The Northern Passage 2010
Expedition News-Official Website
From 20.06.2010 to 20.09.2010 - Status: success
This summer, Borge Ousland is going to attempt to pull off the feat of circumnavigating the Arctic Ocean by successively taking the North-East and the North-West passages. He will be sailing with a skipper aboard a light trimaran, a Corsair 31, and will be accompanied by a Russian for the NE passage and probably by a Frenchman for the NW passage.
To succeed in sailing around the Arctic Ocean via the North-East and the North-West passages would be a huge challenge if Borge had not chosen to use a relatively modest yacht, a Corsair 31 trimaran. The lightness and the manoeuvrability of this multihull craft will enable the sailors to thread their way between the icebergs, to sail where other heavier and more keeled yachts (Corsair 31 has a draught of only 40 cm) couldn't go, and to draw the boat on to ground when the need arises.
The trimaran was delivered to Ousland in August 2009. Since then, the Norwegian explorer has been making endless tests in the Arctic water close or not so close to his home.
To accompany him on his adventure, Borge has chosen as skipper a Norwegian, Thorleif Thorleifsson, a former Norwegian naval officer who has sailed a great deal aboard submarines. Thorleif went to collect Borge and Thomas Ulrich when they returned on foot from the North Pole in 2007. For the Russian (Siberian) part of his voyage, Borge will have another companion on board, the Russian Stanislav Kostyashin; at the time of our latest contact with him (at the end of May 2010), he was also thinking of taking a Frenchman with him for the North-West passage.
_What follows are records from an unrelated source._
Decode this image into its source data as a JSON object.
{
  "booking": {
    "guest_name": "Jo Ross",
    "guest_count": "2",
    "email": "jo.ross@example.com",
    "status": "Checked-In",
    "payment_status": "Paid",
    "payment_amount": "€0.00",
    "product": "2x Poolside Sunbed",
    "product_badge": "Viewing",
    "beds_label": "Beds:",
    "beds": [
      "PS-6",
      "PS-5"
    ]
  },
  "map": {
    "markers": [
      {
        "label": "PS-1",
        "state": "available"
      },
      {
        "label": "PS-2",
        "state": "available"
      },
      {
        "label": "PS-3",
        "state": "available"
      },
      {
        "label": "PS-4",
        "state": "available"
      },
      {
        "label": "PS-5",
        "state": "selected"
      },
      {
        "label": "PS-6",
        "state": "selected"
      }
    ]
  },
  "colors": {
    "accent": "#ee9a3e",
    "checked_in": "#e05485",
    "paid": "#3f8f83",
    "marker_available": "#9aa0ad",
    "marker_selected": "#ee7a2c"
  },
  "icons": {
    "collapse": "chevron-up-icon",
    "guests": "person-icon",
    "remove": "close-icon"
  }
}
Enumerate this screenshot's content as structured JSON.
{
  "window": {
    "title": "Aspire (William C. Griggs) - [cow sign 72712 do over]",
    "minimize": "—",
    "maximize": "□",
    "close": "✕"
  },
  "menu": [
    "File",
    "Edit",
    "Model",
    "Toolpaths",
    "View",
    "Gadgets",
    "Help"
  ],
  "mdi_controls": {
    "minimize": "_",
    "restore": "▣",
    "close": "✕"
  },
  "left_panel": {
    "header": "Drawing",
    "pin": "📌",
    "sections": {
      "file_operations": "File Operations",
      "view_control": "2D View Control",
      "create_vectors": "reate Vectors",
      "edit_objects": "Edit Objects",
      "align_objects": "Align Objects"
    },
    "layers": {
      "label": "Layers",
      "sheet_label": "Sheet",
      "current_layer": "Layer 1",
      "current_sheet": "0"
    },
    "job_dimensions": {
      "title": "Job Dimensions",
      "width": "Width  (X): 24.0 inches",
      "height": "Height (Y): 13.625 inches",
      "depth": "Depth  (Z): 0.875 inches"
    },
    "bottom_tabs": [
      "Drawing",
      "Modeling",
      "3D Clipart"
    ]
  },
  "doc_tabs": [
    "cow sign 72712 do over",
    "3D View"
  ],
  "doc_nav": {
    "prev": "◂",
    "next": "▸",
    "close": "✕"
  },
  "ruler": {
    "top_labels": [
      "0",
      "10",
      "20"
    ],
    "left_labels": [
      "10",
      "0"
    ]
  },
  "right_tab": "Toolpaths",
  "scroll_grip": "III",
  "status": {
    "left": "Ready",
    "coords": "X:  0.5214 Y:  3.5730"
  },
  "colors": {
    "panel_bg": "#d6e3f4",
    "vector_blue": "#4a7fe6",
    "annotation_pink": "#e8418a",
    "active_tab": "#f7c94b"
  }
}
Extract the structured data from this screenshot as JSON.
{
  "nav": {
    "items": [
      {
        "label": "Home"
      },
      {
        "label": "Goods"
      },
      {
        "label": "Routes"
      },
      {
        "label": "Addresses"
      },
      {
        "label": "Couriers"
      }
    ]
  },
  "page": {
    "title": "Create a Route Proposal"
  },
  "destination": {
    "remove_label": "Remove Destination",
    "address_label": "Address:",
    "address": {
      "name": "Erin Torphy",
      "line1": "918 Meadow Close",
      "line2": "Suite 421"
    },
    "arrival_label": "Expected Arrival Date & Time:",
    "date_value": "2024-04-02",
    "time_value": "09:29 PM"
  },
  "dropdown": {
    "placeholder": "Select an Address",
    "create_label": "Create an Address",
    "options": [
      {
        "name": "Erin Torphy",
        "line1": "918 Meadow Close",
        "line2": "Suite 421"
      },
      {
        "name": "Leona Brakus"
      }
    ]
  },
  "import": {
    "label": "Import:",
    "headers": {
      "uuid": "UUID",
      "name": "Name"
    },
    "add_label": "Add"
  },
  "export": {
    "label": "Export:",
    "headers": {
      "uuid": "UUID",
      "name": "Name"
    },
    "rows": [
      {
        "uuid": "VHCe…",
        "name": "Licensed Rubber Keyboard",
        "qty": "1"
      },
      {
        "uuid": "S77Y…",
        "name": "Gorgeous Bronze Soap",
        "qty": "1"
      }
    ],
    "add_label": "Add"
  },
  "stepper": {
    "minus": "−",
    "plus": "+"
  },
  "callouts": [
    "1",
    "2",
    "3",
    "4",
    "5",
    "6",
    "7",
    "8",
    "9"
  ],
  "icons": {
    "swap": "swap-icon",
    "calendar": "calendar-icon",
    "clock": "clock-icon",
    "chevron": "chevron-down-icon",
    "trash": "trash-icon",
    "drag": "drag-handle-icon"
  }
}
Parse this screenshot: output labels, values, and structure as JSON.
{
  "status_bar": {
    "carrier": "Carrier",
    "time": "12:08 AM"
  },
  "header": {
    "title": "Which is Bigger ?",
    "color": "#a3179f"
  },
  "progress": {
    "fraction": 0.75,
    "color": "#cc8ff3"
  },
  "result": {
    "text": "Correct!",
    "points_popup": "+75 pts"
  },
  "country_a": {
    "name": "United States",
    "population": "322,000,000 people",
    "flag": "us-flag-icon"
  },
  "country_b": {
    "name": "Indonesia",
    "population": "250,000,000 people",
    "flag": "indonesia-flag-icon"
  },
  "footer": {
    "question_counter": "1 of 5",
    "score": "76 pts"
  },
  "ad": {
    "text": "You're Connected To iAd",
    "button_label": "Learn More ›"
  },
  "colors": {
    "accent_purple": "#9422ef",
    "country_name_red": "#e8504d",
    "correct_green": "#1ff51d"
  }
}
In addition to the emphasis that will be placed on the indispensable rediscovery of the history of the Arctic waters via the great exploration-navigation feats of Amundsen and Nansen, the primary objective of Ousland's new adventure is to draw as much attention as possible to these particularly fragile areas of our globe and to the dangers that are threatening them - such as the opening of new sea routes or incipient offshore oil-drilling operations.
Ousland rightly thinks that frequenting the Arctic water will draw more attention than an expedition on the polar icecap (the sail is of greater interest to people than the exploration itself). It's true that the men will be crossing the globe's least known seas (who indeed has even heard of the Chukchi Sea or the Laptev Sea, for example?), which are starting to interest an increasing number of people. They will in addition be privileged to witness the rapid melting of the icecap.
In order to hold as many trumps as possible, Ousland has chosen to co-operate with Google and the Discovery Channel for the media aspects of his adventure.